Book Spotlight: The Men Who Stare at Goats

The Men Who Stare at Goats by Jon Ronson

The question isn’t whether or not you’re paranoid; it’s whether or not you’re paranoid enough to read The Men Who Stare at Goats

If you want to know more about the U.S. Military’s PSYOPS programs, then The Men Who Stare at Goats is a must read. Hell, even if you don’t, you’ll still get a kick out of this quirky book. Here’s a description from author Jon Ronson’s website:

“In 1979 a secret unit was established by the most gifted minds within the US Army. Defying all known accepted military practice—and indeed, the laws of physics—they believed that a soldier could adopt the cloak of invisibility, pass cleanly through walls and, perhaps most chillingly, kill goats just by staring at them. Entrusted with defending America from all known adversaries, they were the First Earth Battalion. And they really weren’t joking. What’s more, they’re back and fighting the War on Terror. ‘The men who stare at goats’ reveals extraordinary—and very nutty—national secrets at the core of George W Bush’s War on Terror.

With first-hand access to the leading players in the story, Ronson traces the evolution of these bizarre activities over the past three decades, and sees how it is alive today within US Homeland Security and post-war Iraq. Why are they blasting Iraqi prisoners-of-war with the theme tune to Barney the Purple Dinosaur? Why have 100 de-bleated goats been secretly placed inside the Special Forces command centre at Fort Bragg, North Carolina? How was the US Military associated with the mysterious mass-suicide of a strange cult from San Diego? ‘The men who stare at goats’ answers these, and many more, questions.”

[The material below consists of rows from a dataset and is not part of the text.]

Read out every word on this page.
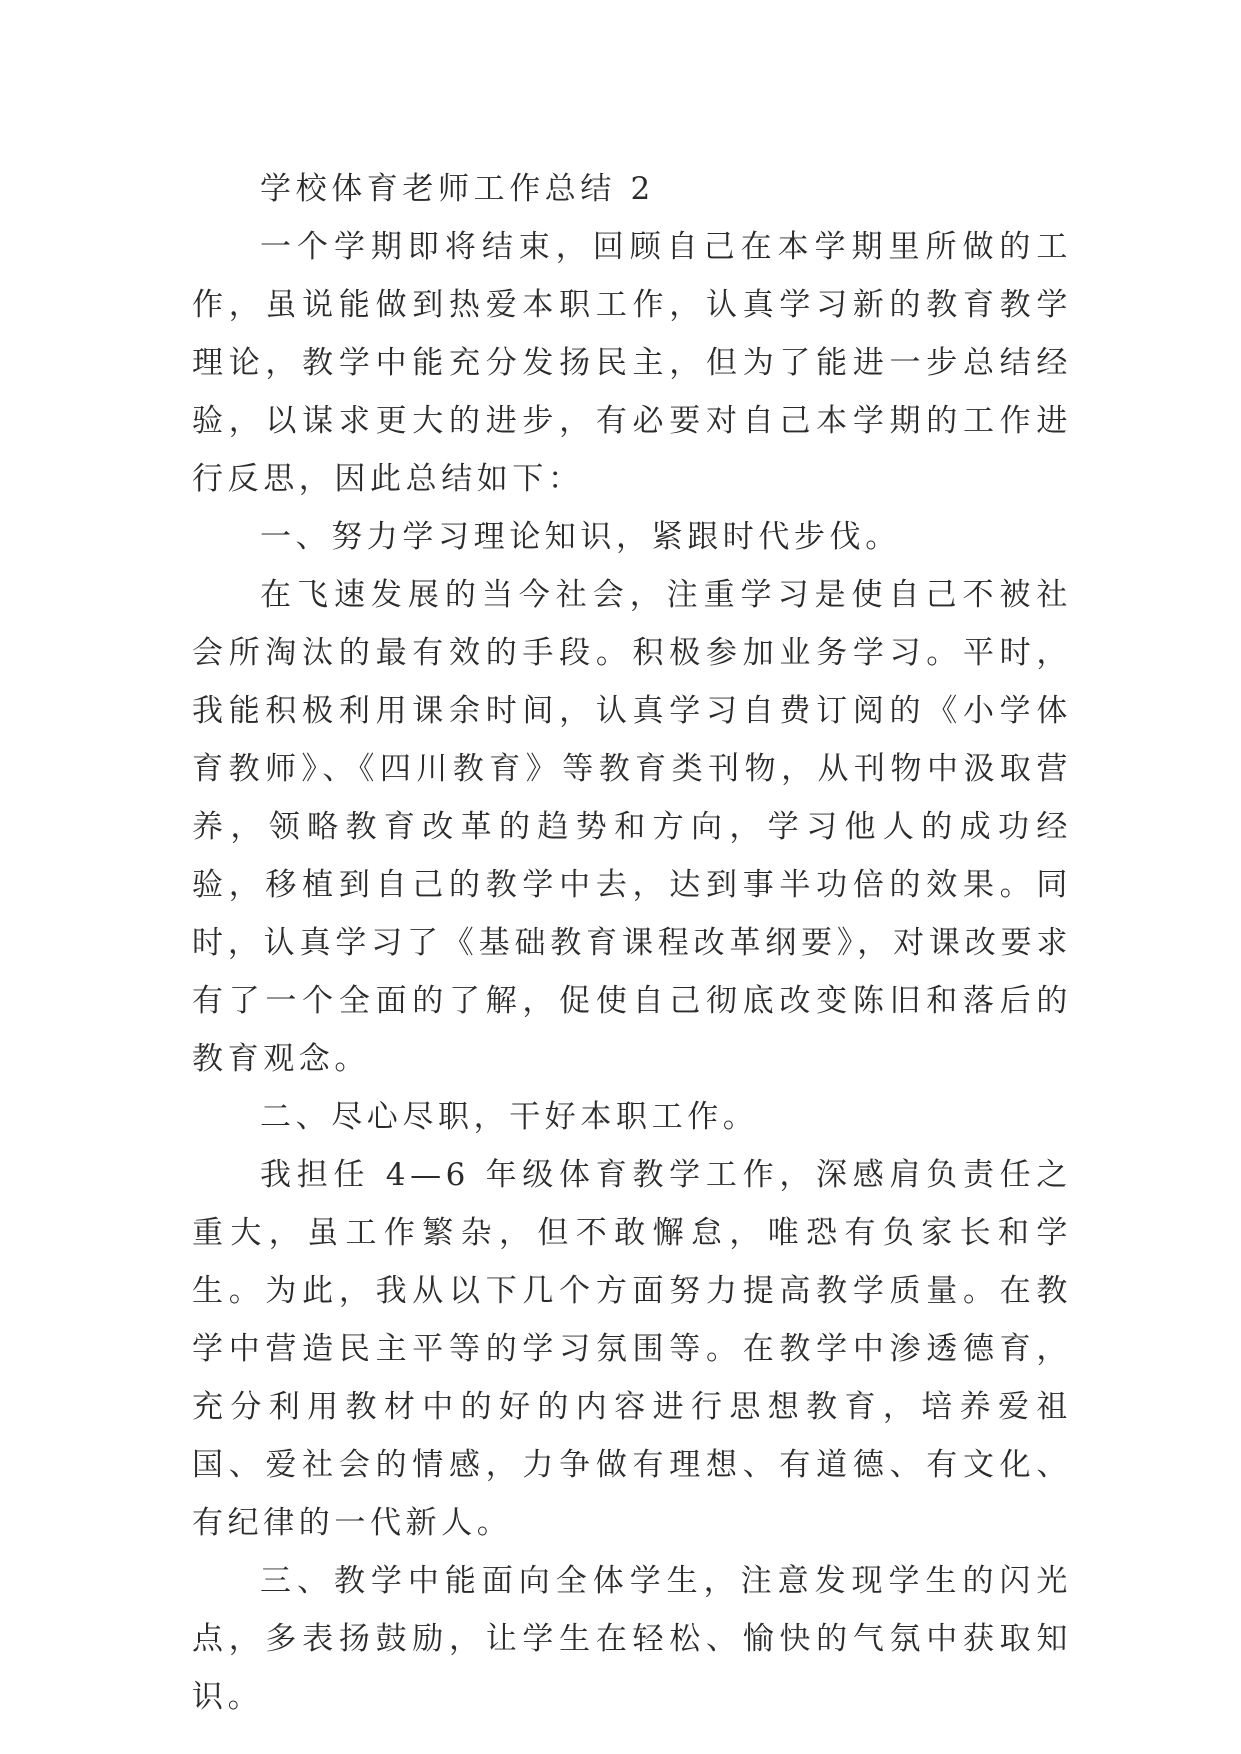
学校体育老师工作总结 2

一个学期即将结束，回顾自己在本学期里所做的工作，虽说能做到热爱本职工作，认真学习新的教育教学理论，教学中能充分发扬民主，但为了能进一步总结经验，以谋求更大的进步，有必要对自己本学期的工作进行反思，因此总结如下：

一、努力学习理论知识，紧跟时代步伐。

在飞速发展的当今社会，注重学习是使自己不被社会所淘汰的最有效的手段。积极参加业务学习。平时，我能积极利用课余时间，认真学习自费订阅的《小学体育教师》、《四川教育》等教育类刊物，从刊物中汲取营养，领略教育改革的趋势和方向，学习他人的成功经验，移植到自己的教学中去，达到事半功倍的效果。同时，认真学习了《基础教育课程改革纲要》，对课改要求有了一个全面的了解，促使自己彻底改变陈旧和落后的教育观念。

二、尽心尽职，干好本职工作。

我担任 4—6 年级体育教学工作，深感肩负责任之重大，虽工作繁杂，但不敢懈怠，唯恐有负家长和学生。为此，我从以下几个方面努力提高教学质量。在教学中营造民主平等的学习氛围等。在教学中渗透德育，充分利用教材中的好的内容进行思想教育，培养爱祖国、爱社会的情感，力争做有理想、有道德、有文化、有纪律的一代新人。

三、教学中能面向全体学生，注意发现学生的闪光点，多表扬鼓励，让学生在轻松、愉快的气氛中获取知识。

Speaking as a fellow journalist, I laud Ronson for maintaining his credibility in putting this book together. He’s not some crackpot with an agenda and he never tries to define or manufacture some massive government conspiracy. He simply follows his research wherever it leads—and it leads him to some bizarre places indeed.

The film adaptation does a fair job of fictionalizing some of these findings, but this is a case where truth really is stranger than fiction. Read the book and you’ll see why.